Friday, October 2, 2015

Federal Court Rejects Sheriff Deputy’s Title VII Race Discrimination Case

Recently, in Hardin v. Marion County Sheriff's Department, the 7th Circuit Court of Appeals rejected Eric Hardin’s Title VII retaliation claim. The unanimous panel found that “no reasonable jury” could find that the investigation which led to Eric Hardin’s firing was a pretext.  

Eric Hardin filed a federal lawsuit under Title VII of the Civil Rights Act of 1964 after he was terminated for stealing $100 from a person he arrested. Hardin contended that the real reason he was fired was because he testified on behalf of African American police officers in a race discrimination investigation. 
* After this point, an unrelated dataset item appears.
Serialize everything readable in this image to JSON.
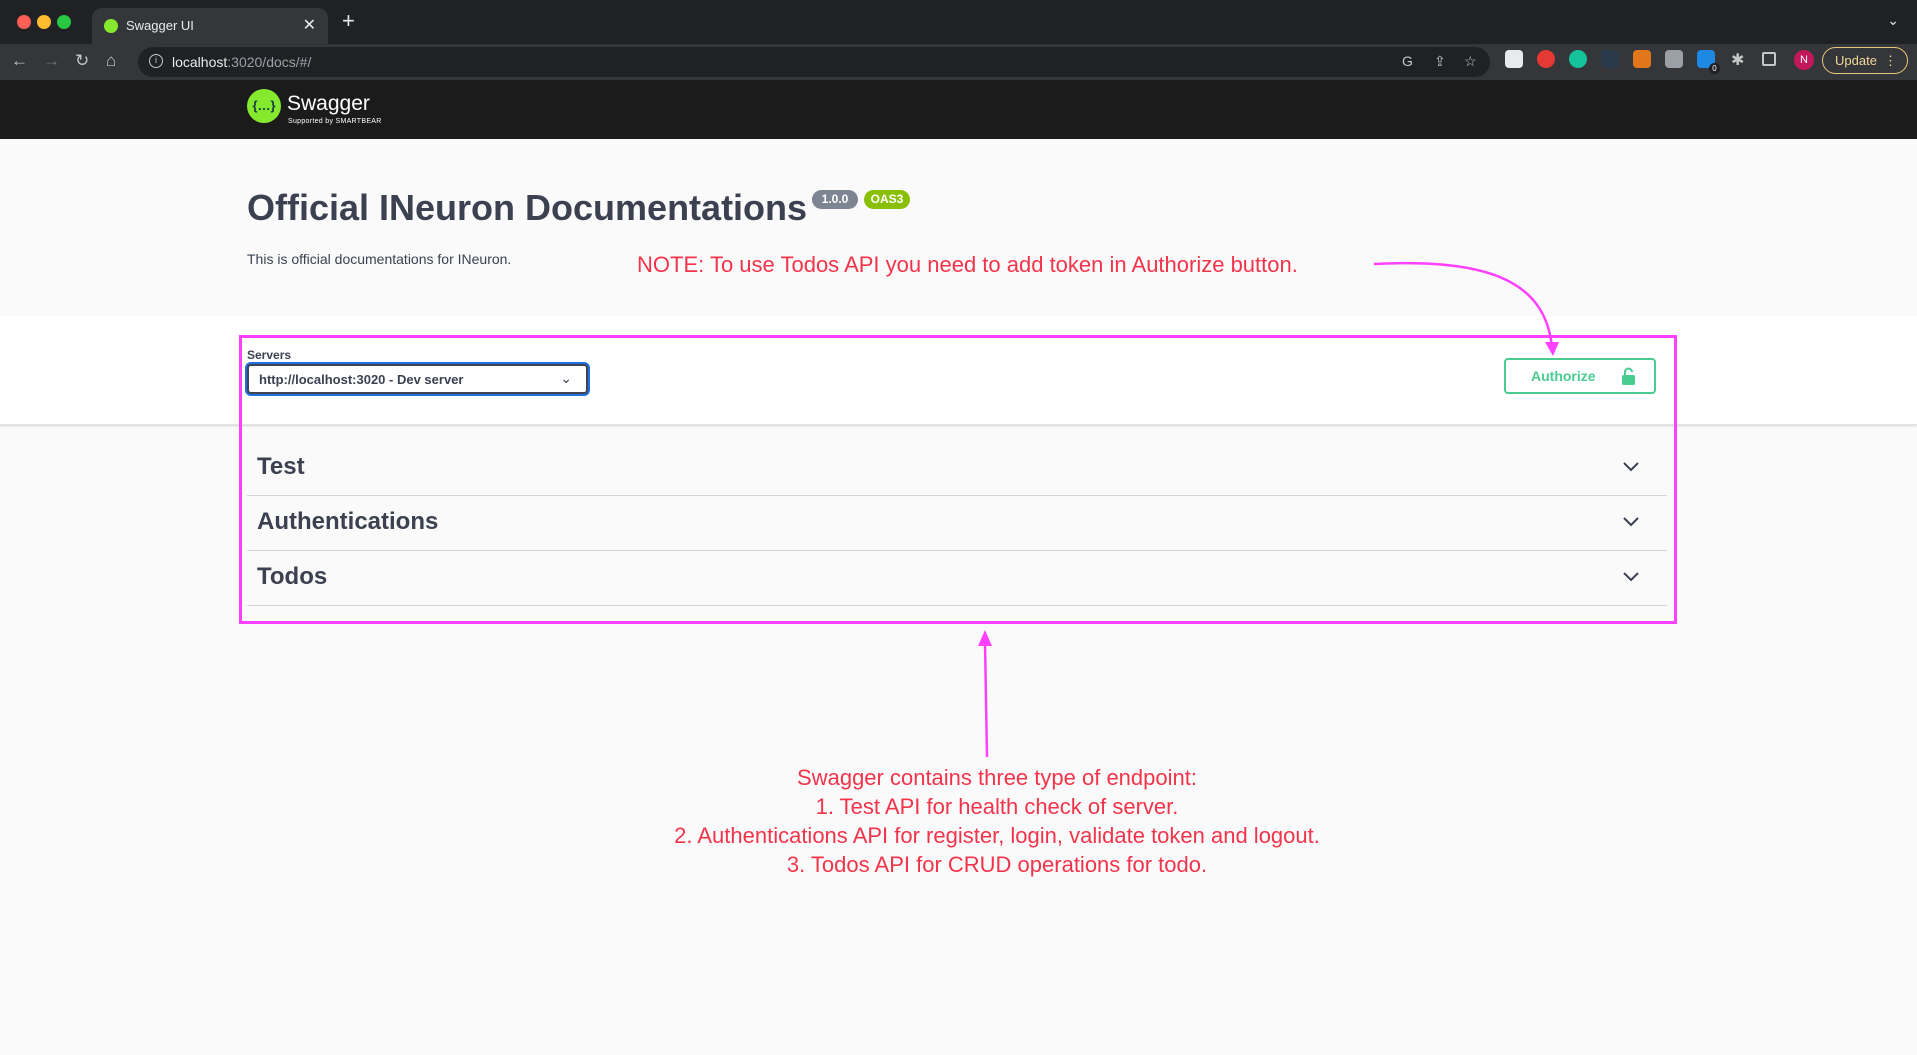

However, the 7th Circuit found no evidence to support Hardin’s claim that the internal investigation was a “sham” designed to give the Department grounds to end his employment. Instead, the Court found that the investigation at issue was thorough and transparent noting that the investigators interviewed each and every person involved in the incident (14 in all), reviewed surveillance videos and radio traffic, and they explained their grounds for eliminating suspects other than Hardin. 

The Court found no evidence that any of the investigators harbored “retaliatory animus.”  In the end, Hardin’s failure to identify “weaknesses, implausibilities and inconsistencies” in the investigation report that would lead a reasonable person to find it “unworthy of credence” was fatal to his case. In the end, Harden had too little evidence to support a Title VII retaliation claim.